THE NIGHT OF THE SORCERERS or, as yours truly likes to call it, VALLEY OF THE DOLLS IN AFRICA is your quintessential Euro-trash B-movie treat. It’s got everything: A silly plot, three sexy broads, cheesy makeup FX, nudity (no silicone valleys here), and the most ridiculous tribe dance ever produced. Not one ounce of celluloid print is spared in delivering camp classic style material, and if you’re a fan of the genre, hold on to your seat, for you’re in a for a heck of a treat.
Kali Hansa, Loretta Tovar and María Kosti lead a team of European explorers who get caught up in a sacrificial tribe ritual where beheading and raping the single gal is very hip. Just as it had been in vogue with past victim Bárbara Rey who as a result has gained eternal life (don’t ask). Now all dressed up in a skimpy vampire getup of leopard bikini and neck ribbon to hold up the topmost part of her damaged self (yes, a ribbon) she is more than ready to draw blood and decapitate. That’s where our three heroines come in. No sooner have they set up camp that one of them encounters Rey and her black minions for a no-holds-barred session of whipping and tam-tam strutting you just gotta see to believe. Rey’s body language as she unleashes her wrath is priceless. Like watching an actress loosing it in front of our very eyes.
As the leading ladies’ different levels of undress escalate, so does our astonishment toward the film in general. What possessed veteran director Amando De Ossorio for having made such a wonderfully bad movie, we’ll never know. One thing’s for sure, though, he never intended it to be a gas. All is shown with a seriousness bound for the Ed Wood camp ground, but with a better artistic grip on things. Ossorio’s ability to discern the slightest of chills in common gestures such as a slow-moving antagonist run or the brief movement of a corpse’s hand before the inevitable attack keeps the effervescent feeling of anxiety and giddiness inseparable. Furthermore, his keen eye for showing female forms and homemade gore (thanks to Jesús Iglesias) in an equal yet so dissimilar splendor shows a talented soul hidden behind unintentional schlock.

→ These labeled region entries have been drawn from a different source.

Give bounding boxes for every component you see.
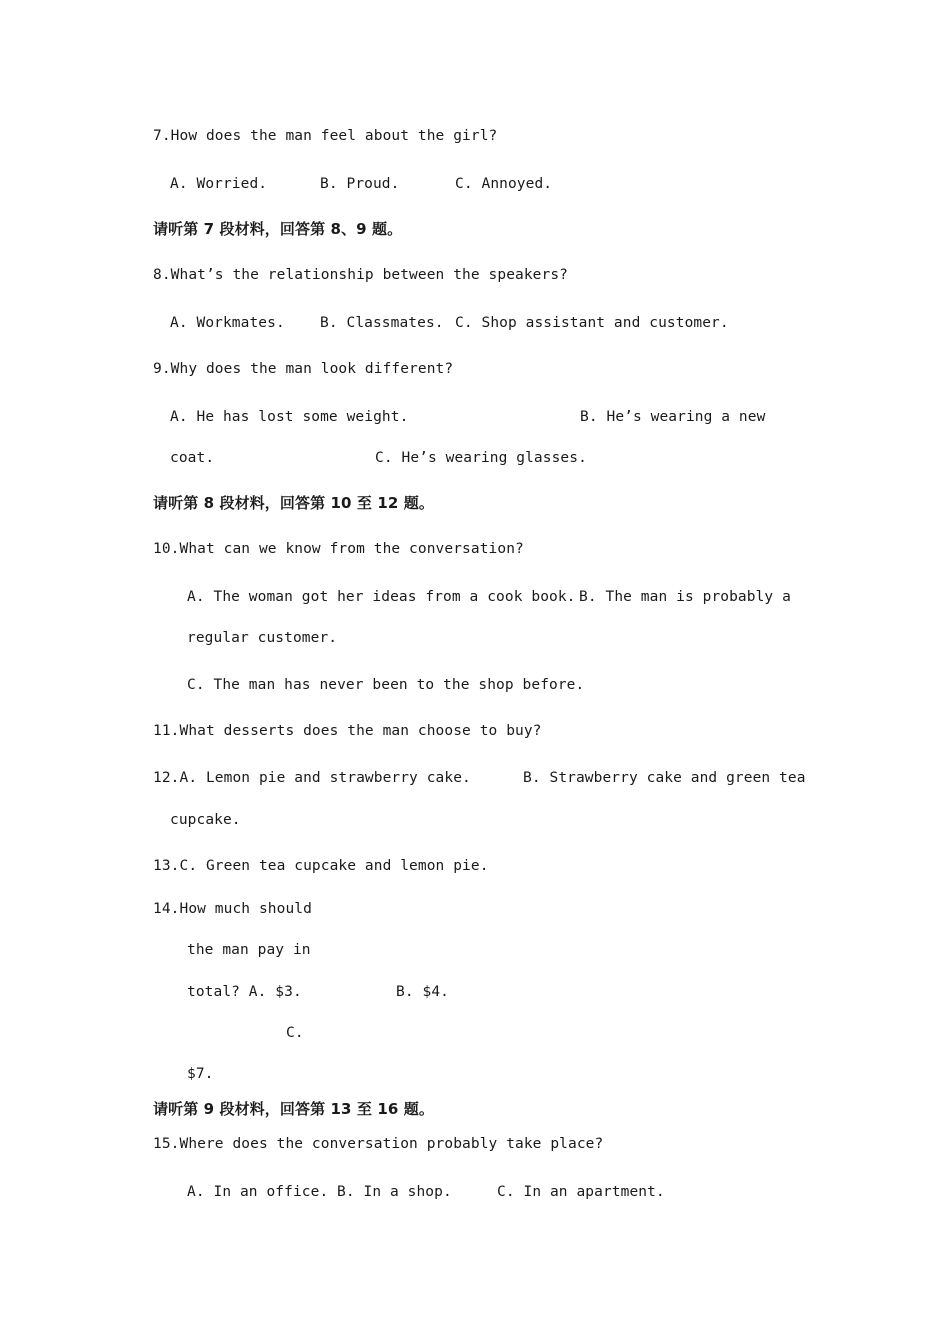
q9-option-c: C. He’s wearing glasses. xyxy=(375,450,587,466)
q10-option-a: A. The woman got her ideas from a cook book. xyxy=(187,589,576,605)
q9-option-a: A. He has lost some weight. xyxy=(170,409,409,425)
section-7-heading: 请听第 7 段材料，回答第 8、9 题。 xyxy=(153,220,403,238)
q7-option-c: C. Annoyed. xyxy=(455,176,553,192)
q12-option-b-continued: cupcake. xyxy=(170,812,241,828)
q7-option-a: A. Worried. xyxy=(170,176,268,192)
q14-option-c-value: $7. xyxy=(187,1066,214,1082)
q10-stem: 10.What can we know from the conversation? xyxy=(153,541,524,557)
q7-stem: 7.How does the man feel about the girl? xyxy=(153,128,498,144)
q10-option-c: C. The man has never been to the shop before. xyxy=(187,677,585,693)
q15-option-b: B. In a shop. xyxy=(337,1184,452,1200)
q9-option-b-continued: coat. xyxy=(170,450,215,466)
q15-option-a: A. In an office. xyxy=(187,1184,329,1200)
q8-option-a: A. Workmates. xyxy=(170,315,285,331)
section-9-heading: 请听第 9 段材料，回答第 13 至 16 题。 xyxy=(153,1100,434,1118)
q12-option-a: 12.A. Lemon pie and strawberry cake. xyxy=(153,770,471,786)
q9-option-b: B. He’s wearing a new xyxy=(580,409,766,425)
q10-option-b-continued: regular customer. xyxy=(187,630,338,646)
q13-option-c: 13.C. Green tea cupcake and lemon pie. xyxy=(153,858,489,874)
q14-stem-line1: 14.How much should xyxy=(153,901,312,917)
q8-stem: 8.What’s the relationship between the speakers? xyxy=(153,267,568,283)
q9-stem: 9.Why does the man look different? xyxy=(153,361,454,377)
q8-option-b: B. Classmates. xyxy=(320,315,444,331)
q11-stem: 11.What desserts does the man choose to buy? xyxy=(153,723,542,739)
section-8-heading: 请听第 8 段材料，回答第 10 至 12 题。 xyxy=(153,494,434,512)
q14-option-c: C. xyxy=(286,1025,304,1041)
q14-stem-line3: total? A. $3. xyxy=(187,984,302,1000)
q8-option-c: C. Shop assistant and customer. xyxy=(455,315,729,331)
q15-stem: 15.Where does the conversation probably take place? xyxy=(153,1136,604,1152)
q15-option-c: C. In an apartment. xyxy=(497,1184,665,1200)
q12-option-b: B. Strawberry cake and green tea xyxy=(523,770,806,786)
q14-stem-line2: the man pay in xyxy=(187,942,311,958)
q14-option-b: B. $4. xyxy=(396,984,449,1000)
q10-option-b: B. The man is probably a xyxy=(579,589,791,605)
q7-option-b: B. Proud. xyxy=(320,176,400,192)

The actors try their best to make it work. Kali Hansa who plays Tunika, the assertive but insecure doll who just can’t get enough of leader of the pack Simón Andreu, has the better part amongst the ladies. Her stubbornness plus her quick sense of survival instincts are as bold as her frolicking in the nude scene. Included in this disk (it was lent to me) is a glimpse at the PG-13 version of that same scene (and of others) in one of the bonus feature tracks, as well as some liner notes penned by cult film expert Mirek Lippinski which tell you everything you need to know about THE NIGHT OF THE SORCERERS (how it came about, who was set to play who, so on and so forth). Which is more than we can say for the nowhere to be found interview track of some of the cast and crew. Either they were too busy to bother or they just rather cut ties with this oh-so fun loving piece of filmmaking dreck.